Book Synopsis After Ike by : Bryan Carlile

Download or read book After Ike written by Bryan Carlile and published by Texas A&M University Press. This book was released on 2009-09-13 with total page 148 pages. Available in PDF, EPUB and Kindle. Book excerpt: The day after Hurricane Ike made U.S. landfall at Galveston, Texas, photographer Bryan Carlile was in a helicopter, working a service contract as a first responder. He took with him a native Texan’s good memories of the Gulf Coast but brought back images that tell the sobering story of this massive and historic storm. After Ike includes more than one hundred aerial photographs Carlile took of the hurricane’s grim aftermath accompanied by Carlile’s eyewitness captions. In some places, Carlile is able to show images from “before Ike” that bring home the magnitude of the changes wrought to both natural and human habitats. In a thoughtful, personal essay, Andrew Sansom, who was raised on the Texas coast, reflects on the realities of living in “Hurricane Alley.”

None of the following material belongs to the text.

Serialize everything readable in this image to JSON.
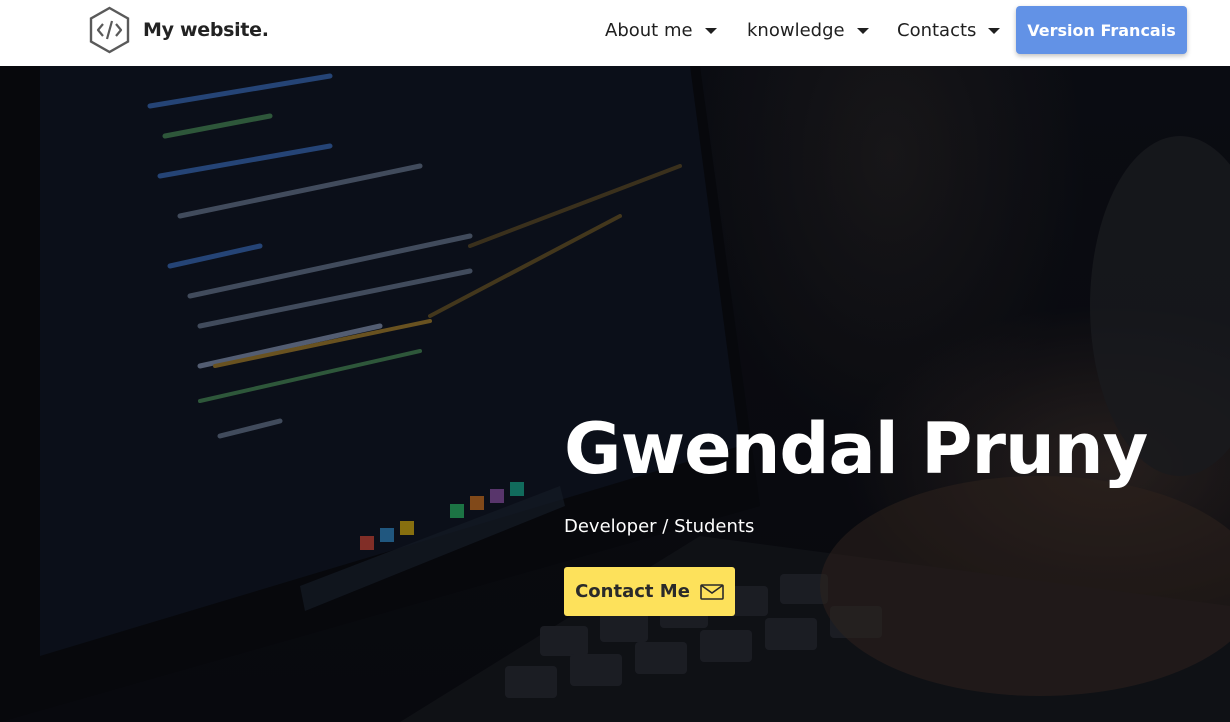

After Ike: On the Trail of the Century - Old Journey that Changed America

After Ike: On the Trail of the Century - Old Journey that Changed America
Author :
Publisher : Dog Ear Publishing
Total Pages : 224
Release :
ISBN-10 : 1457570815
ISBN-13 : 9781457570810
Rating : 4/5 (15 Downloads)

Book Synopsis After Ike: On the Trail of the Century - Old Journey that Changed America by : Michael S. Owen

Download or read book After Ike: On the Trail of the Century - Old Journey that Changed America written by Michael S. Owen and published by Dog Ear Publishing. This book was released on 2019-07-22 with total page 224 pages. Available in PDF, EPUB and Kindle. Book excerpt: On a sunny July morning in 1919, some 300 military personnel and 81 heavy vehicles assembled on the south side of the White House in Washington DC. The convoy was about to embark on a historic trip over the Lincoln Highway. Their destination was 3,200 miles away in Golden Gate Park, San Francisco. There were no maps for the route out west, no service stations, and the convoy relied on the limited knowledge of a handful of earlier pioneers. The convoy was a huge national story, cheered on by millions of people who lined the route. Among the 300 members of the convoy was a 28-year-old lieutenant colonel named Dwight Eisenhower. Utilizing the convoy's official daily log and other secondary material, author Michael Owen drove the exact route of the convoy over what are now lonely backcountry roads or dusty tracks across open western landscapes. Owen relates the particulars of the convoy's historic trip and chronicles the myriad changes along the route over the years. After Ike is the story of a century-old trip that changed the United States and continues to impact us all. About the Author Michael S. Owen is a retired US Ambassador. During his 30 years as a Foreign Service Officer he worked in numerous countries across Africa and Asia. Now that he's back home, he's delighting in traveling around his own country and has driven over the Lincoln Highway several times. He has published several short stories in literary journals, but After Ike is his first full-length book. He lives in Reston, Virginia, with his wife, Annerieke, and their cat, Rusty.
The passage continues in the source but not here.